# hit the sbc last night



## reelrebel18 (Oct 13, 2004)

http://pg.photos.yahoo.com/ph/vbsur...=&.done=http://photos.yahoo.com/ph//my_photos
was gonna hit the lesner but at the last minute caught a ride w/ a nieghbor on his carolina skiff "flat fishing" and we limited ot w/ the fish being inbetween 23 and 27 inches


----------



## NTKG (Aug 16, 2003)

thanks for the report
were they up top or down bottom, my buddy just got a boat and wanted to go out next weekend...


----------



## chest2head&glassy (Jul 2, 2002)

The sbc in a skiff? Didn't you guys get beat up last night out there?
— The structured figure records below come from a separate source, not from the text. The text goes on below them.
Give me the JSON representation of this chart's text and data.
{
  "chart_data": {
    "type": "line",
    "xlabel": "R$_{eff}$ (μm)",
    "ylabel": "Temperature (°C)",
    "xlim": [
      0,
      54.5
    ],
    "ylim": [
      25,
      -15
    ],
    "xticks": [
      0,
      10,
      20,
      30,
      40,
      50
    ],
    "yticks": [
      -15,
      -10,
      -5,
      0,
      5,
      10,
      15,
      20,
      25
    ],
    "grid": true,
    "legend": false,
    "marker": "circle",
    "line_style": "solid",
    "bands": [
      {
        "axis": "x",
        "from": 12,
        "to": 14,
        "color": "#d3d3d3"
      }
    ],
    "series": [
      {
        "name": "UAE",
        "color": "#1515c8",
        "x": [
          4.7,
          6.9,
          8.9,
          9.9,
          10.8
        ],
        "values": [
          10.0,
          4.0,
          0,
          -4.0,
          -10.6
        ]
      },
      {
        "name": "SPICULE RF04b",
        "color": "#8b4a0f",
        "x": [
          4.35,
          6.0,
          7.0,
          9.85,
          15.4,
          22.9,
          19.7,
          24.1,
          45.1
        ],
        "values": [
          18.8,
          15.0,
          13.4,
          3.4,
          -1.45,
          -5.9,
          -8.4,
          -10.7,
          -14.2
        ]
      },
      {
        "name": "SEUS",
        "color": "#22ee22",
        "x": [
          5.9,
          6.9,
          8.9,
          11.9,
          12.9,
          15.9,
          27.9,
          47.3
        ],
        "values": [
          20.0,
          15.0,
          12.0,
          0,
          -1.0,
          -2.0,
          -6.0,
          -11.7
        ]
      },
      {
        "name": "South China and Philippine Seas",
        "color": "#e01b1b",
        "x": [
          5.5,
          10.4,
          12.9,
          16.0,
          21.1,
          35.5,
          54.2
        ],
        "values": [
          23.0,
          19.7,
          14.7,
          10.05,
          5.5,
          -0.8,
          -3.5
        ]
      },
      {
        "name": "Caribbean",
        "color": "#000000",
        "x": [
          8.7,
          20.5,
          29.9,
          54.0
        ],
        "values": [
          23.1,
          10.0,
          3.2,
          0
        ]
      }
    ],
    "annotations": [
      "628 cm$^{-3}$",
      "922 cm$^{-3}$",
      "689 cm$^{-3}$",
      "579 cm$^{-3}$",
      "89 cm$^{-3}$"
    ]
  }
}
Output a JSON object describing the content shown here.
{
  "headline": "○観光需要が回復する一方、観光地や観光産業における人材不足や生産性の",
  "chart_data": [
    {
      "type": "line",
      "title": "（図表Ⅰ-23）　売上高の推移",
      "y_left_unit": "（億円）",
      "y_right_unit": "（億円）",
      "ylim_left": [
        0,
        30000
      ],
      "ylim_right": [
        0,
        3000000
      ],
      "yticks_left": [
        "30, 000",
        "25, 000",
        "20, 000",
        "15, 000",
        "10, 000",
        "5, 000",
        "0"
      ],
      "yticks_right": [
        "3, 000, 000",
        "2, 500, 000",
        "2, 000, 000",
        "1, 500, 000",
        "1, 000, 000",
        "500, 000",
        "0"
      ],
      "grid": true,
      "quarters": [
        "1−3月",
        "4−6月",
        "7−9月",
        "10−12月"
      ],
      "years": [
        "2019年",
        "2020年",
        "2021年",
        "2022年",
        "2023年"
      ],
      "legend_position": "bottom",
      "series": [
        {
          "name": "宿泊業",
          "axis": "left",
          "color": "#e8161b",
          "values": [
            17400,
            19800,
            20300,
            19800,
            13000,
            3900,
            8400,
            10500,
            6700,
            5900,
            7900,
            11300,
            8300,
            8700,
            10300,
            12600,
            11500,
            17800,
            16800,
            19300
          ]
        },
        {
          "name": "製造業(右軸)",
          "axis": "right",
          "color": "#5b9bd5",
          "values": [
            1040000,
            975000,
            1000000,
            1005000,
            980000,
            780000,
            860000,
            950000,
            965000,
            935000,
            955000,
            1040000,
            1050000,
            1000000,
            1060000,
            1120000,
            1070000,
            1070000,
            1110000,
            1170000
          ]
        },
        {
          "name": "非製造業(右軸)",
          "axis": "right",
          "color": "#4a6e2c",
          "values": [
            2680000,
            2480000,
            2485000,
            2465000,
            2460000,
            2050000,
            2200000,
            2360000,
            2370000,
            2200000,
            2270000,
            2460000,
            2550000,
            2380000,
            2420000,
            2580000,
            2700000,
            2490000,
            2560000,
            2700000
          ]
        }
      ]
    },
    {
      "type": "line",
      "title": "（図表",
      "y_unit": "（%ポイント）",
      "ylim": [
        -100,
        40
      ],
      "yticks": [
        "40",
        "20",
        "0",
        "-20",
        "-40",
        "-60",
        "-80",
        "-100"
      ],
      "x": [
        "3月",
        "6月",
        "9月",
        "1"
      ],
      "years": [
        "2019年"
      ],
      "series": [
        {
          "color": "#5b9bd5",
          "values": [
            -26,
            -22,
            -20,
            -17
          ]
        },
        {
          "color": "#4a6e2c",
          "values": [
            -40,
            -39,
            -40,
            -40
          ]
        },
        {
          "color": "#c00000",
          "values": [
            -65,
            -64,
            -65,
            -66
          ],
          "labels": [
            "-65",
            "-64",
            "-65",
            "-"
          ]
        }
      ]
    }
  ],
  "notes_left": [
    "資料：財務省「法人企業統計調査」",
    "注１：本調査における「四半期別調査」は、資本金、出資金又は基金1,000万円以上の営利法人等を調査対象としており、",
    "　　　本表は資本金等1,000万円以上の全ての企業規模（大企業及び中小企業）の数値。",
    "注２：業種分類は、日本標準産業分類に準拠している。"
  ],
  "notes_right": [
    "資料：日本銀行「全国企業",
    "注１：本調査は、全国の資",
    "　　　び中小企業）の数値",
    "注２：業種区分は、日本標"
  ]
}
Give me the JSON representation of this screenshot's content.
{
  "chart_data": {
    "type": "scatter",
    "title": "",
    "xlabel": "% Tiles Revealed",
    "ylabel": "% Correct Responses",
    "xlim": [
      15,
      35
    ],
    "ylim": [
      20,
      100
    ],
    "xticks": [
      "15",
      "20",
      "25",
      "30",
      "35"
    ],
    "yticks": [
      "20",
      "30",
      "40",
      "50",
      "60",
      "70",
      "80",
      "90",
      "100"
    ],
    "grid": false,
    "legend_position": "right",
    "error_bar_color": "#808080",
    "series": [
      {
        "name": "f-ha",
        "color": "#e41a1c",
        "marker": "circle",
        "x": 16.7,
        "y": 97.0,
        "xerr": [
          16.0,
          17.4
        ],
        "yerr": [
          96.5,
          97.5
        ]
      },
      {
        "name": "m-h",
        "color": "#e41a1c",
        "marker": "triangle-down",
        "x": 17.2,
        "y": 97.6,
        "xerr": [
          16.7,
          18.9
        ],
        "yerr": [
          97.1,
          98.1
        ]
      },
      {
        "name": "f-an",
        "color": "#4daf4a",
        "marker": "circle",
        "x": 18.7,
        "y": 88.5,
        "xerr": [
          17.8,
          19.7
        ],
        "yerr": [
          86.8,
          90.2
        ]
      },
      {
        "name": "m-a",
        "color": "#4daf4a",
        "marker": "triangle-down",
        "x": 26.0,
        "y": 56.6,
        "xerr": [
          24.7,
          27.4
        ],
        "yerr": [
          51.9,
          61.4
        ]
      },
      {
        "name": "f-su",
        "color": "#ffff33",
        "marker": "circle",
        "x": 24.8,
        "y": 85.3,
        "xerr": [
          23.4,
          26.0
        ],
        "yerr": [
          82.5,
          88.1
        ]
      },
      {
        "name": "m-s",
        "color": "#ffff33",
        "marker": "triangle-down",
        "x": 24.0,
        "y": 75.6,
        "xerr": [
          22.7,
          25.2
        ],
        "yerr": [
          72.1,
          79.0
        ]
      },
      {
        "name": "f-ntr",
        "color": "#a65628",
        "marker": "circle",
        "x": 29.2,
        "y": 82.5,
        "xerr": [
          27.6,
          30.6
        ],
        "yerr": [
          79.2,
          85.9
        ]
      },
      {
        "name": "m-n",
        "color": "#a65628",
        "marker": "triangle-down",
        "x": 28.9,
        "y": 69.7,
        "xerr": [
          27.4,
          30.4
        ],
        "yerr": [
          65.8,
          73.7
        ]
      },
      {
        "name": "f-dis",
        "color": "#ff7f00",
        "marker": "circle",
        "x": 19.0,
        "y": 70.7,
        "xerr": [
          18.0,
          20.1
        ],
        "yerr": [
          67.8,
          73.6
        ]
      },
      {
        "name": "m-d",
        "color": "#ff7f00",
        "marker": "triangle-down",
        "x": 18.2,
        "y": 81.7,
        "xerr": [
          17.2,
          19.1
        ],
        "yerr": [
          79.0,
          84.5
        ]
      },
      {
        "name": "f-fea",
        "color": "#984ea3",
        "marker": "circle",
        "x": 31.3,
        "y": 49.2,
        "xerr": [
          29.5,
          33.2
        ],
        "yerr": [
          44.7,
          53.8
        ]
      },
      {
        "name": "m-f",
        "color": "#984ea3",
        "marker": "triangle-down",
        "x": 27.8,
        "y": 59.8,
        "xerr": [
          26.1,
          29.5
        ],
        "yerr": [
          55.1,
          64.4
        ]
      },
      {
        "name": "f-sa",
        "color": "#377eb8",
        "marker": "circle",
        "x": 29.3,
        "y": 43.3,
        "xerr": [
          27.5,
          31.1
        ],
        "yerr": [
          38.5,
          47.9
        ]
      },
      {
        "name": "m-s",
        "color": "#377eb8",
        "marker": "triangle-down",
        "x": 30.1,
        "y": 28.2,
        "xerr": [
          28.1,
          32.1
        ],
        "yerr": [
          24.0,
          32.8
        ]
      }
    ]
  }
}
I thought they were calling for 2-4'. Anyway, nice feeshes.


----------



## RoryGoggin (Jan 6, 2005)

Nice catch - has me drooling!


----------



## reelrebel18 (Oct 13, 2004)

just sub surface neil
well as for the seas lets just say that the grundens and wanchese slippers paid for themselves


----------



## elhazzja (Dec 14, 2004)

where is the sbc?


----------



## YakandSurf (Dec 17, 2002)

sbc = Small Boat Channel at the CBBT


----------